Our schools are small, personalized learning environments. Class sizes are also small, and teams of teachers and peers provide students with academic and social guidance. 


Education must have meaning every day. Our faculty creates curriculum around current events, personal backgrounds, and historical realities while emphasizing competency in twenty-first-century skills.


We focus on the results of student learning using multiple indicators so our teachers can adjust their practices and our schools can offer personalized support to students. 

At Envision Schools, we believe that rigor does not mean simply taking college-prep, honors, or Advanced Placement courses.  

We believe curriculum becomes rigorous when students are pushed not only to know information but also to apply and demonstrate their understanding of that information.  

We believe that requiring students to reflect on and analyze their thinking and learning might be the most challenging task you can require of a teenager. 

Finally, in a rigorous school, students not only learn, do, and reflect, they also master such twenty-first-century skills as critical thinking, problem solving, creativity, collaboration, project management, and written and oral communication.

Thomas Hoerr wrote a book called Fostering Grit. He followed this by publishing The Formative Five. This describes some qualities educators can help to develop in students.

Here is the official summary of the book. This is followed by a video in which Thomas introduces the key concepts.

The Formative Five

For success in school and life, students need more than proficiency in academic subjects and good scores on tests: those goals should form the floor, not the ceiling, of their education.
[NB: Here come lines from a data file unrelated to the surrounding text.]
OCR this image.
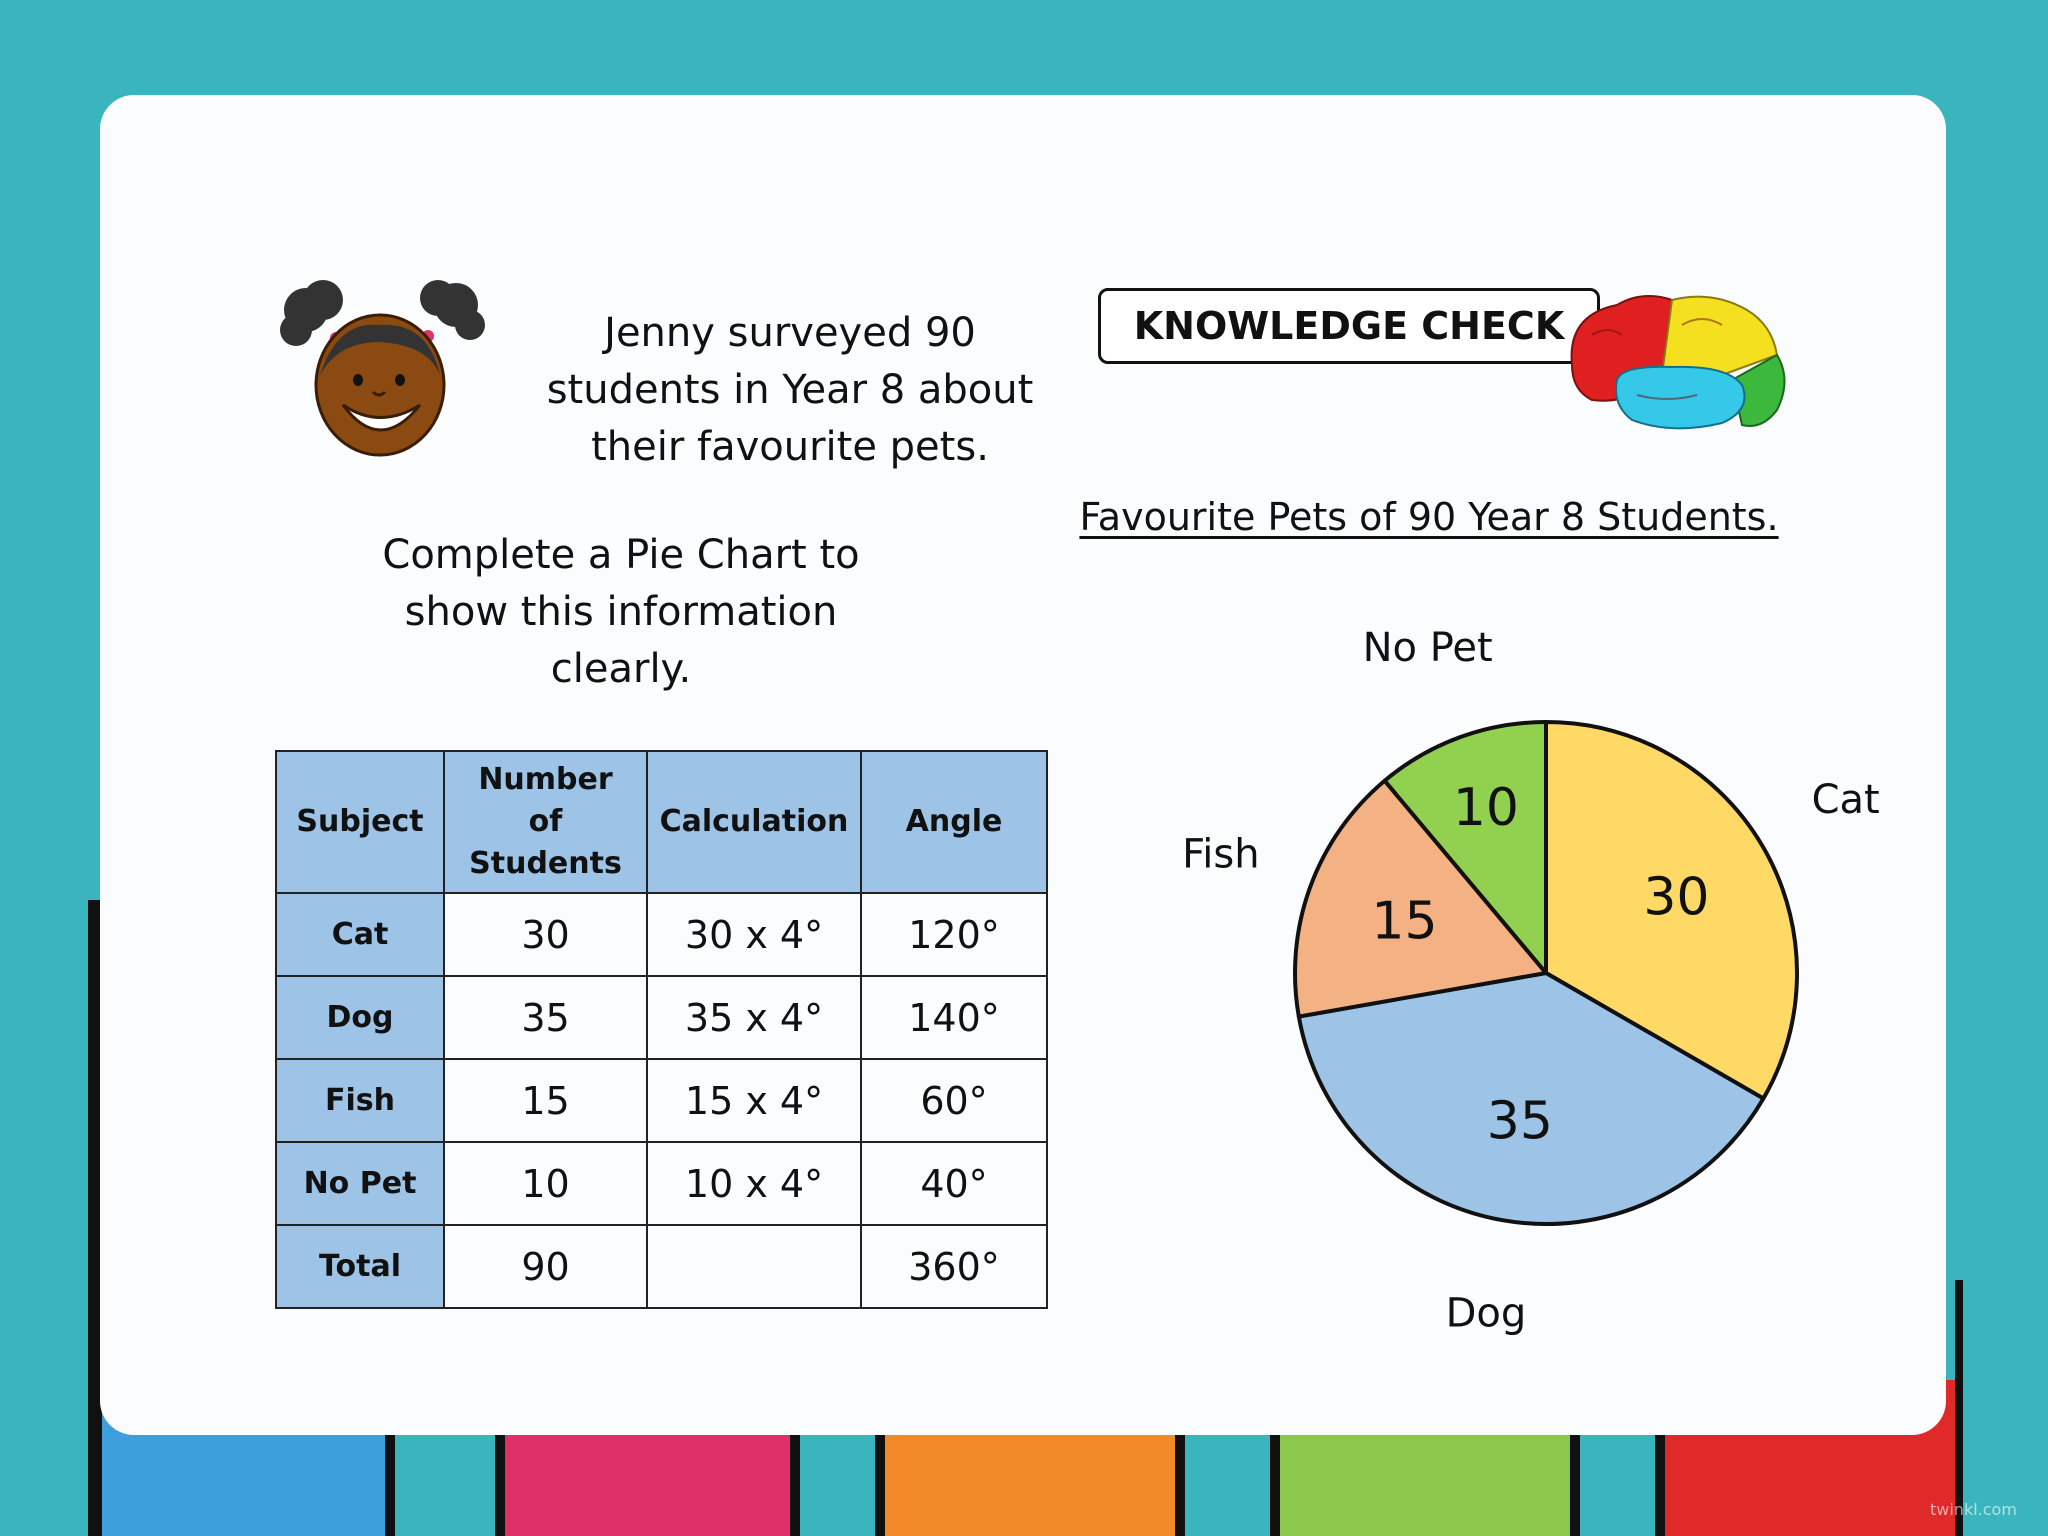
Jenny surveyed 90 students in Year 8 about their favourite pets.
Complete a Pie Chart to show this information clearly.
KNOWLEDGE CHECK
Favourite Pets of 90 Year 8 Students.
30
35
15
10	Cat
Dog
Fish
No Pet
Subject	Number of Students	Calculation	Angle
Cat	30	30 x 4°	120°
Dog	35	35 x 4°	140°
Fish	15	15 x 4°	60°
No Pet	10	10 x 4°	40°
Total	90		360°
twinkl.com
To truly thrive, students need to develop attributes that aren’t typically measured by standardized tests. 

In this lively, engaging book by veteran school leader Thomas R. Hoerr, educators will learn to foster the ‘Formative Five’ success skills that today’s students need, including:

Empathy: learning to see the world through others’ perspectives.  

Self-control: cultivating the abilities to focus and delay self-gratification. 

Integrity: recognizing right from wrong and practicing ethical behavior.

Embracing diversity: recognizing and appreciating human differences. 

Grit: persevering in the face of challenge. 

When educators engage students in understanding and developing these skills, they change mindsets and raise expectations for student learning.

As an added benefit, they see significant improvements in school and classroom culture.

With specific suggestions and strategies, The Formative Five will help teachers, principals, and anyone else who has a stake in education prepare their students – and themselves – for a future in which the only constant will be change.

Let’s return to your own life and work. Looking ahead, can you think of a specific situation in which you want to show grit? It may also be one where you want to follow your guiding principles and do great work.

If you wish, try tackling the exercise on this theme. This invites you to do the following things.

Describe a specific situation in which you want to show grit. 

Describe the specific things you can do to show grit in the situation.

Describe the specific benefits of showing grit in the situation.